Pay no attention to when this screenshot was taken.

Pay no attention to when this screenshot was taken.

Overv.io doesn’t create things that Github doesn’t have, it just lets you customize your workflow by displaying the data in a way that’s easiest for your team. The “In Progress” and “Blocked” tabs are just tags on an issue, but displayed in a way that let’s us view our workflow. It also has some nifty sorting features such as seeing which issues have gotten to old (or “toxic”), blocking/greying out certain users to better see what people are working on, and even lets you create issues in bulk.

Finding the right tool for our team made all the difference. We had all the data before, but refining the process saved us time and helped with our daily standups.

Working with Teammates

Ok, I know what I’m about to say is not the most popular opinion, but I actually like working on a team and coding with other people. It’s always been my experience both in and out of college that compsci people prefer to work alone. I’m actually the opposite- not only do I prefer to work with other people, but I actually do much better working with others. I realized my senior year of college that I actually excel while pair-programming.

I realized this all over again while on this project for a number of reasons.

The very first day of our project, I experienced something called “mob programming”. It’s exactly what it sounds like: one person sitting at the computer while a group of people (in this case really brilliant people on the .NET Core team) puzzle out code and tell them what to type. You might think “that sounds like the worst thing ever”, and it was, it was terrifying. It was also the best thing ever. I personally puzzle out problems by talking things out and bouncing ideas around, and there’s no better way to experience ideas bouncing around than mob programming. The team was patient while I learned new hotkeys, and no one did this.

Another instance that stood out happened while I was pair programming with a teammate. While preparing for this project, I decided to focus a lot on learning C# and LINQ queries.

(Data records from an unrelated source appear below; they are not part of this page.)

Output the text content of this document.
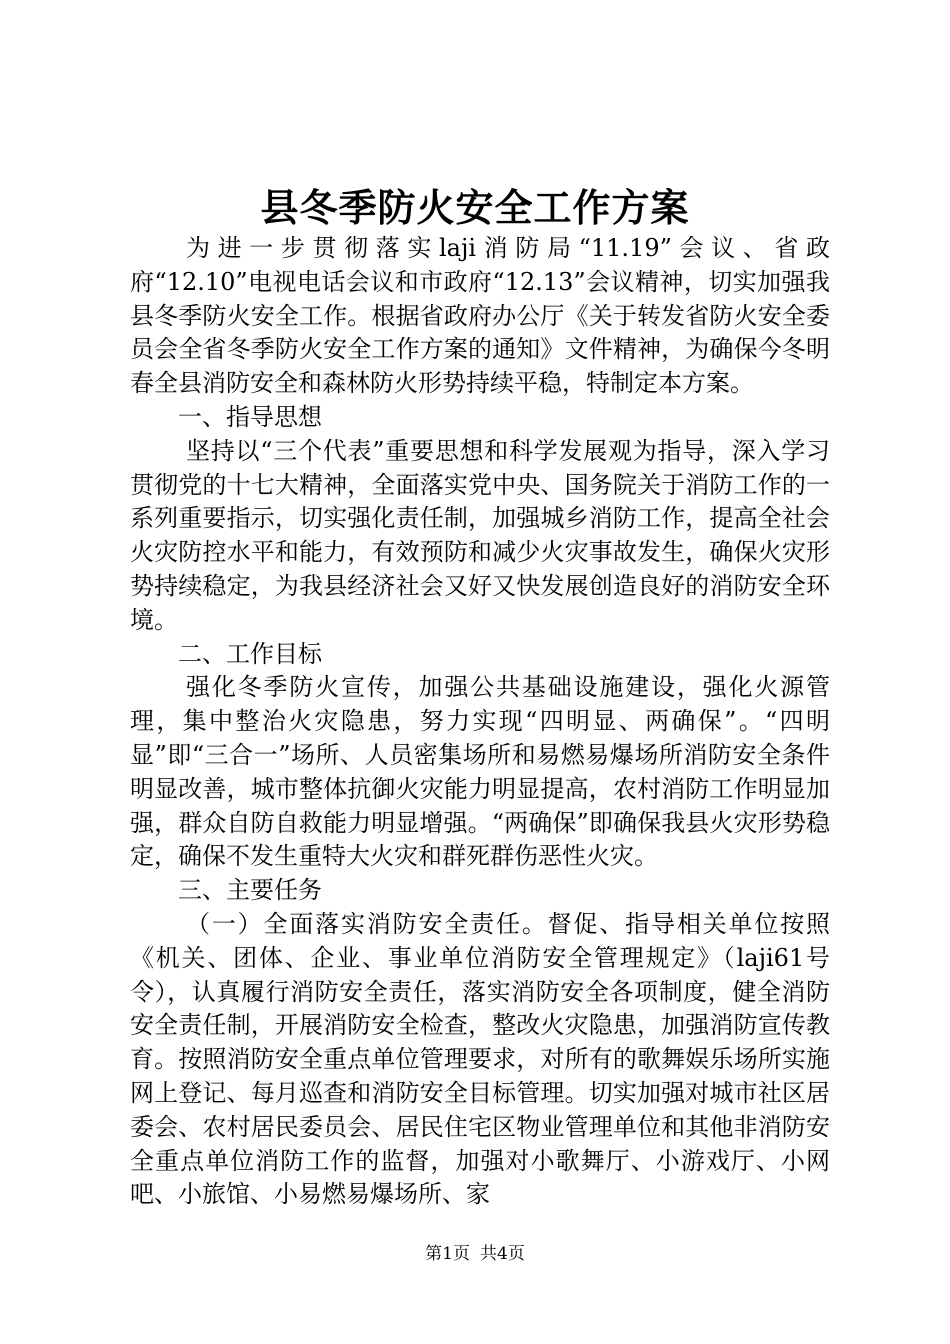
县冬季防火安全工作方案

为进一步贯彻落实laji消防局“11.19”会议、省政府“12.10”电视电话会议和市政府“12.13”会议精神，切实加强我县冬季防火安全工作。根据省政府办公厅《关于转发省防火安全委员会全省冬季防火安全工作方案的通知》文件精神，为确保今冬明春全县消防安全和森林防火形势持续平稳，特制定本方案。

一、指导思想

坚持以“三个代表”重要思想和科学发展观为指导，深入学习贯彻党的十七大精神，全面落实党中央、国务院关于消防工作的一系列重要指示，切实强化责任制，加强城乡消防工作，提高全社会火灾防控水平和能力，有效预防和减少火灾事故发生，确保火灾形势持续稳定，为我县经济社会又好又快发展创造良好的消防安全环境。

二、工作目标

强化冬季防火宣传，加强公共基础设施建设，强化火源管理，集中整治火灾隐患，努力实现“四明显、两确保”。“四明显”即“三合一”场所、人员密集场所和易燃易爆场所消防安全条件明显改善，城市整体抗御火灾能力明显提高，农村消防工作明显加强，群众自防自救能力明显增强。“两确保”即确保我县火灾形势稳定，确保不发生重特大火灾和群死群伤恶性火灾。

三、主要任务

（一）全面落实消防安全责任。督促、指导相关单位按照《机关、团体、企业、事业单位消防安全管理规定》（laji61号令），认真履行消防安全责任，落实消防安全各项制度，健全消防安全责任制，开展消防安全检查，整改火灾隐患，加强消防宣传教育。按照消防安全重点单位管理要求，对所有的歌舞娱乐场所实施网上登记、每月巡查和消防安全目标管理。切实加强对城市社区居委会、农村居民委员会、居民住宅区物业管理单位和其他非消防安全重点单位消防工作的监督，加强对小歌舞厅、小游戏厅、小网吧、小旅馆、小易燃易爆场所、家

第1页 共4页
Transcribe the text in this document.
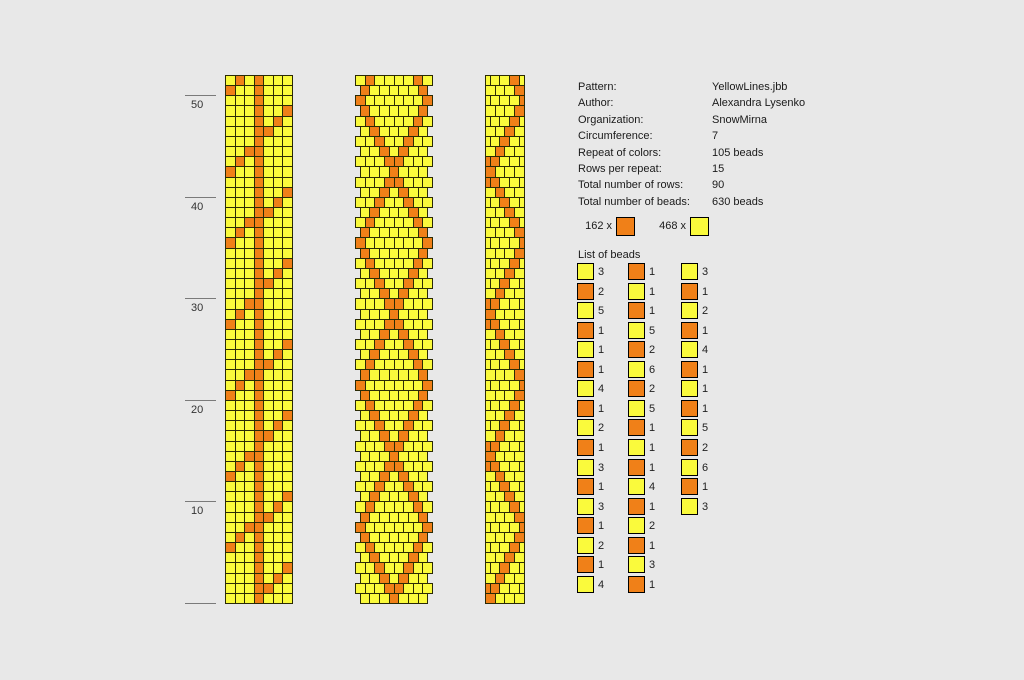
50
40
30
20
10
Pattern:	YellowLines.jbb
Author:	Alexandra Lysenko
Organization:	SnowMirna
Circumference:	7
Repeat of colors:	105 beads
Rows per repeat:	15
Total number of rows:	90
Total number of beads: 630 beads
162 x	468 x
List of beads
3
2
5
1
1
1
4
1
2
1
3
1
3
1
2
1
4
1
1
1
5
2
6
2
5
1
1
1
4
1
2
1
3
1
3
1
2
1
4
1
1
1
5
2
6
1
3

We were working on a section of code, when I realized that the LINQ queries that she wrote weren’t getting iterated over. In LINQ, without an iterator like a foreach loop or .first() or .ToArray(), statements won’t evaluate properly. Catching this and working to rewrite it saved us a future debugging headache.

I’m at the point in my career where everyone has experience in different areas. Being able to collaborate with people who have different experiences definitely helps with problem solving.